Keezer – Cladding

I didn’t want the keezer to look like a bastardised freezer.  If it were to reside in a living space, I didn’t want it to look like a laundry item.  This was the motivation behind skinning it.

Now that the framing has been done I have a surface to attach some cladding to.  The obvious choice would be thin plywood, but I worried that this would look quite featureless, expansive and plain.  So I looked for some v-grooved panelling to mimic the look of wainscoting.  This was not the easiest thing to track down and, due to the slightly annoying dimensions of the freezer it would not fit neatly within a standard 2400x1200mm sheet, so it also ended up being more expensive than I would have liked ($91 for 2700x1200mm). I picked the wood up from a company called Bruynzeel and I was pretty unimpressed by the experience.  They took two weeks to get the material in and cut it to size and, although I was assured I’d be getting A-grade material specifically appropriate for stain and varnish, I was quite disappointed to discover that the surface veneer was full of cracks and filler and was even marred by black rubber footprints! All I hope is that with a little stain and varnish it still looks pretty smart, otherwise I’ll be kicking myself for not just making it out of MDF on the cheap and painting it.

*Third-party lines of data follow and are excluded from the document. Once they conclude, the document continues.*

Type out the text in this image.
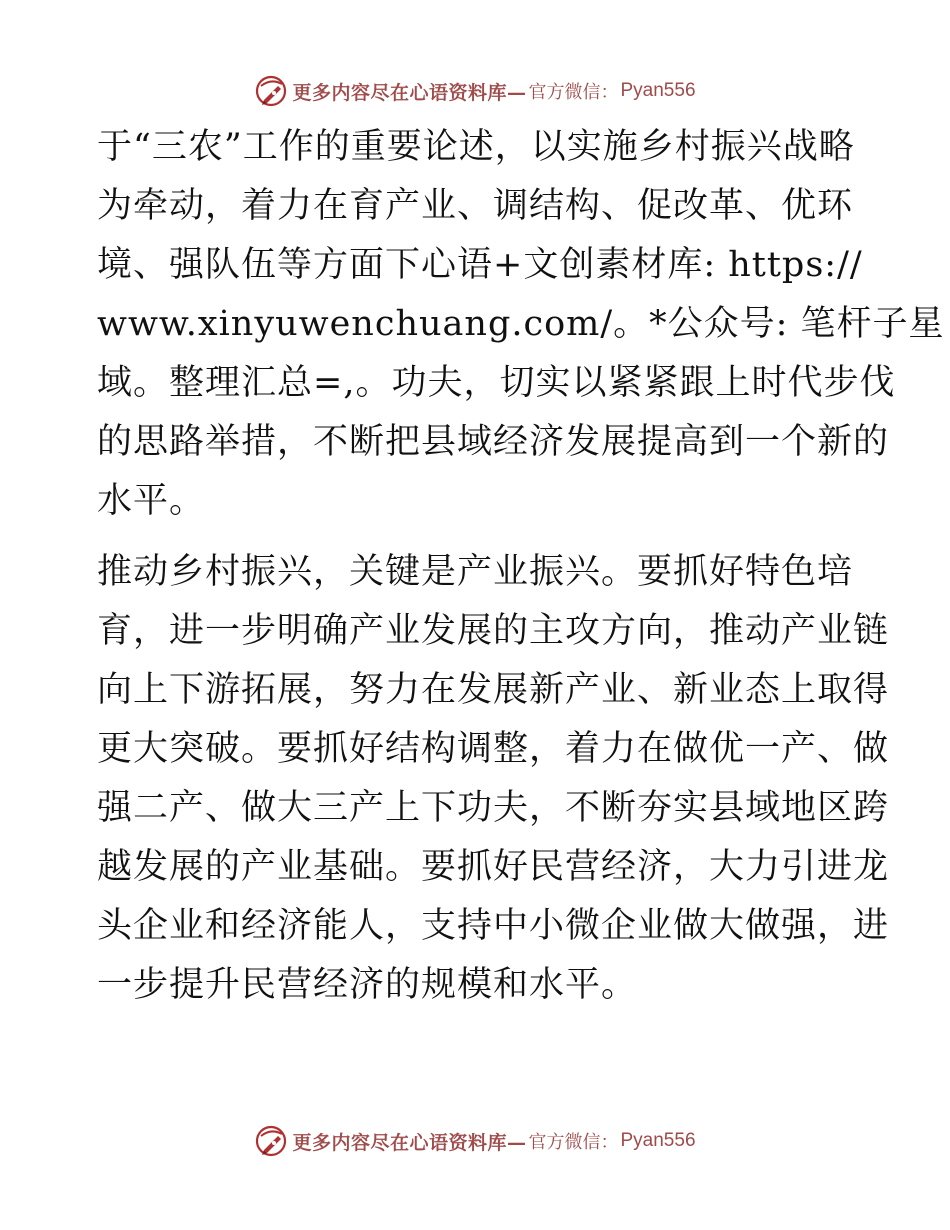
更多内容尽在心语资料库— 官方微信： Pyan556
于“三农”工作的重要论述，以实施乡村振兴战略
为牵动，着力在育产业、调结构、促改革、优环
境、强队伍等方面下心语+文创素材库: https://
www.xinyuwenchuang.com/。*公众号: 笔杆子星
域。整理汇总=,。功夫，切实以紧紧跟上时代步伐
的思路举措，不断把县域经济发展提高到一个新的
水平。
推动乡村振兴，关键是产业振兴。要抓好特色培
育，进一步明确产业发展的主攻方向，推动产业链
向上下游拓展，努力在发展新产业、新业态上取得
更大突破。要抓好结构调整，着力在做优一产、做
强二产、做大三产上下功夫，不断夯实县域地区跨
越发展的产业基础。要抓好民营经济，大力引进龙
头企业和经济能人，支持中小微企业做大做强，进
一步提升民营经济的规模和水平。
更多内容尽在心语资料库— 官方微信： Pyan556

After constructing the frame I decided to throw in an extra horizontal bar halfway down each side.  This serves two purposes: to prevent the 6mm ply from flexing in the middle should it be knocked by something; and to give something meaty to screw the drip tray into.

The ply itself went on fairly smoothly.  My approach was to cut the panels too large, clamp them against the top edge, measure for groove symmetry, glue and nail them with panel pins, trim to less than 1cm excess with a hand saw and then flush-trim with the router.  This strategy was pretty painless, very tolerant of minor errors and produced wonderfully neat joins (even if it did cover me in wood shavings!)

The next steps will be the addition of some trim to the top and bottom edges of the cladding (to hide all the raw edges) and to start work on the lid.


2 Responses to Keezer – Cladding

  1. jufemaiz says:

    Where is there heat exchange process taking place? Be careful if it’s via the outside that you’ve not encased in a very insulating wood could cause the freezer to breakdown.

    • philw4rd says:

      You make an important point. The compressor and its vent holes are located at the back of the freezer. I’m only skinning three sides, so the back is essentially exactly as it was previously.